Jai Muise: Thank you for your kind words. I, too, think clones are the most unappreciated characters in the Star Wars universe. I also hope to alleviate your disappointment soon by posting more chapters :)


Geonosis

I am a clone.

I have finally put my decade of training to use. No longer is my prowess in combat apparent only in battle sims. I have used the knowledge and skills that have been flash-fed into my brain, supplemented by the conditioning my body received over almost a decade of training, to make the enemy submit to my wishes. This is the moment we have been waiting for all of our lives.

I am a warrior. And I now know for whom I fight.

I am a defender of the Republic. I have saved members of the Jedi Order from certain death. I have stopped a droid army from overrunning them. I have watched battle droids fall because of bolts fired from my blaster rifle, earning me twenty-nine notches on the rifle's barrel – one for each droid I felled.
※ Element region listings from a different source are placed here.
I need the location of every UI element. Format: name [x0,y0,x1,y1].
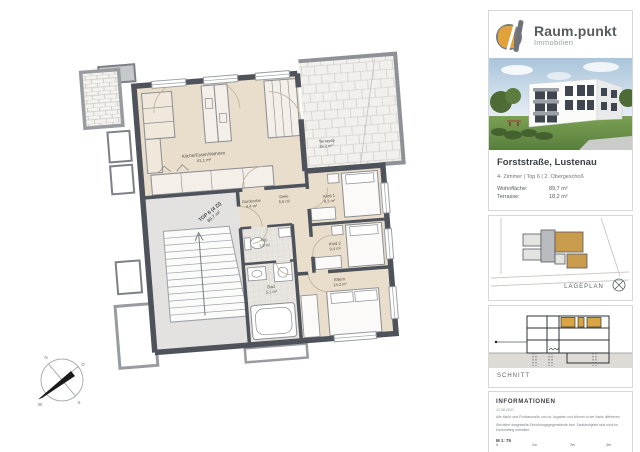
wardrobe-kind2 [315,256,342,270]
label-diele-area: 5,6 m² [279,198,291,204]
scalebar-ticks: 0 1m 2m 3m [496,443,614,448]
neighbour-window [107,131,131,163]
terrace-area-label: Terrasse: [497,194,549,200]
listing-title: Forststraße, Lustenau [497,157,624,168]
information-card: INFORMATIONEN 12.08.2021 Alle Maße sind … [488,391,633,452]
scale-tick: 3m [606,443,611,447]
floorplan-sheet: Küche/Essen/Wohnen 41,1 m² Terrasse 18,2… [0,0,640,452]
brand-logo-icon [495,18,529,54]
scale-tick: 1m [532,443,537,447]
information-heading: INFORMATIONEN [496,398,625,405]
pillow-kind1 [345,173,374,184]
terrace-floor [298,54,402,170]
scale-tick: 0 [496,443,498,447]
nightstand-kind2 [331,225,343,235]
wc-cistern [244,238,251,250]
listing-info: Forststraße, Lustenau 4- Zimmer | Top 6 … [489,150,632,210]
desk-kind1 [311,207,336,221]
side-panel: Raum.punkt Immobilien [488,10,633,452]
neighbour-window [116,260,142,294]
terrace-area-value: 18,2 m² [549,194,568,200]
svg-text:O: O [81,362,85,367]
label-wc-name: WC [261,237,268,243]
wardrobe-eltern [301,295,320,338]
disclaimer-note-1: Alle Maße sind Rohbaumaße und ca. Angabe… [496,415,625,420]
siteplan-card: LAGEPLAN [488,215,633,301]
neighbour-window [110,165,134,195]
svg-text:W: W [38,402,43,407]
pillow-eltern [331,292,354,304]
building-photo [489,58,632,150]
svg-text:N: N [44,355,47,360]
label-garderobe-area: 4,4 m² [246,203,258,209]
washbasin [247,267,266,281]
wc-basin [278,227,291,237]
compass-icon: N O S W [38,355,85,407]
floorplan-drawing: Küche/Essen/Wohnen 41,1 m² Terrasse 18,2… [0,0,480,452]
section-label: SCHNITT [497,373,530,379]
disclaimer-note-2: Strichliert dargestellte Einrichtungsgeg… [496,423,625,433]
brand-header: Raum.punkt Immobilien [489,11,632,58]
section-card: SCHNITT [488,305,633,388]
scale-tick: 2m [570,443,575,447]
listing-card: Raum.punkt Immobilien [488,10,633,211]
north-arrow-icon [38,371,75,400]
sofa [141,91,175,139]
neighbour-balcony-brick [81,69,123,128]
brand-name: Raum.punkt [534,24,617,38]
label-kind1-area: 9,3 m² [324,198,336,204]
pillow-kind2 [350,225,379,236]
label-kind2-area: 9,4 m² [329,246,341,252]
pillow-eltern [355,290,378,302]
plan-rotated-group: Küche/Essen/Wohnen 41,1 m² Terrasse 18,2… [80,44,418,374]
plan-date: 12.08.2021 [496,408,625,412]
svg-text:S: S [77,400,80,405]
living-area-label: Wohnfläche: [497,186,549,192]
brand-subtitle: Immobilien [534,39,617,47]
nightstand-kind1 [327,174,339,184]
living-area-value: 89,7 m² [549,186,568,192]
listing-subtitle: 4- Zimmer | Top 6 | 2. Obergeschoß [497,174,624,180]
siteplan-label: LAGEPLAN [564,284,604,290]
label-bad-area: 5,1 m² [266,289,278,295]
sofa-chaise [145,138,163,173]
I have seen the smoky explosions blow out of their skeletal carcasses. I cheered with my pod mates when we reduced a hailfire droid to flying shrapnel scrap.

I am part of a unit. All of the men who look exactly like me are my brothers. We are each others' lives. We work together, as if we were one. We cover each other. We protect each other. We watch over each other.

We even think like each other. Through our shared genetic code and our years of training together, we know how we will behave in any number of battle situations. We know how we each respond to stress. We know how to comfort each other when one experiences a trauma that others of us do not, for we know how we would all feel when emotionally shocked.

But today is not the day for emotional shocks. Unlike other pods, all of my podmates and I have survived the battle. Several of us have received the first nicks in our armor. I was not one of those lucky ones today, but I will be soon. My armor will bear the marks of my service that extend beyond the dust and debris deposited on it from the desert battlefront.

And I will be fighting in many other battles. The sights, the sounds, the very smells are intoxicating. I now know that no sound is quite as satisfying as that of a blaster bolt ripping a droid asunder. Perhaps this preference was conditioning into me by the thousands of training droids my pod mates and I obliterated during our training with the same blaster rifles and rounds. By the praise we received for each shot that we landed.

And by the same process, my visceral joy at seeing exploding circuitry likely also ingrained itself into my psychological make up. The rending of metallic skins; the sparks jettisoning from charred holes, glowing in their flight; the billows of smoke wafting from the electrical wounds. All of these excite me, make my heart race, my eyes widen, my muscles tense in glee. Perhaps because I was often chosen to hold the droids up when they could no longer support themselves, I also grew enamored of the acrid stench that always emanates from fresh lesions in droid bodies.

Thus, I prefer to fight in closer quarters than many of my pod mates. Whereas they were happy perched atop the gunship, scoring easy kills, I would have been more at ease serving on the ground, smelling the destruction my warrior's skills had wrought. Nevertheless, the time for that will come soon for me.

I will be in the trenches of any battlefront in which the Republic needs me. I will charge any position that the droid army holds, if the Republic demands me to take that ground. I will stay at my post, pumping bolt after bolt into any droids that dare to challenge me and the members of my squad. I will hold the Republic's lines and never fail.

I have a purpose. I keep the Republic secure. Though I have a long fight ahead of me, I welcome the chance to continue proving myself. I have no family, save my brothers, to hinder me in my work. To distract me and my thoughts from the missions facing me. To mourn me, should I fall.

I am a man intent on serving my Republic, protecting it from the Separatist threat.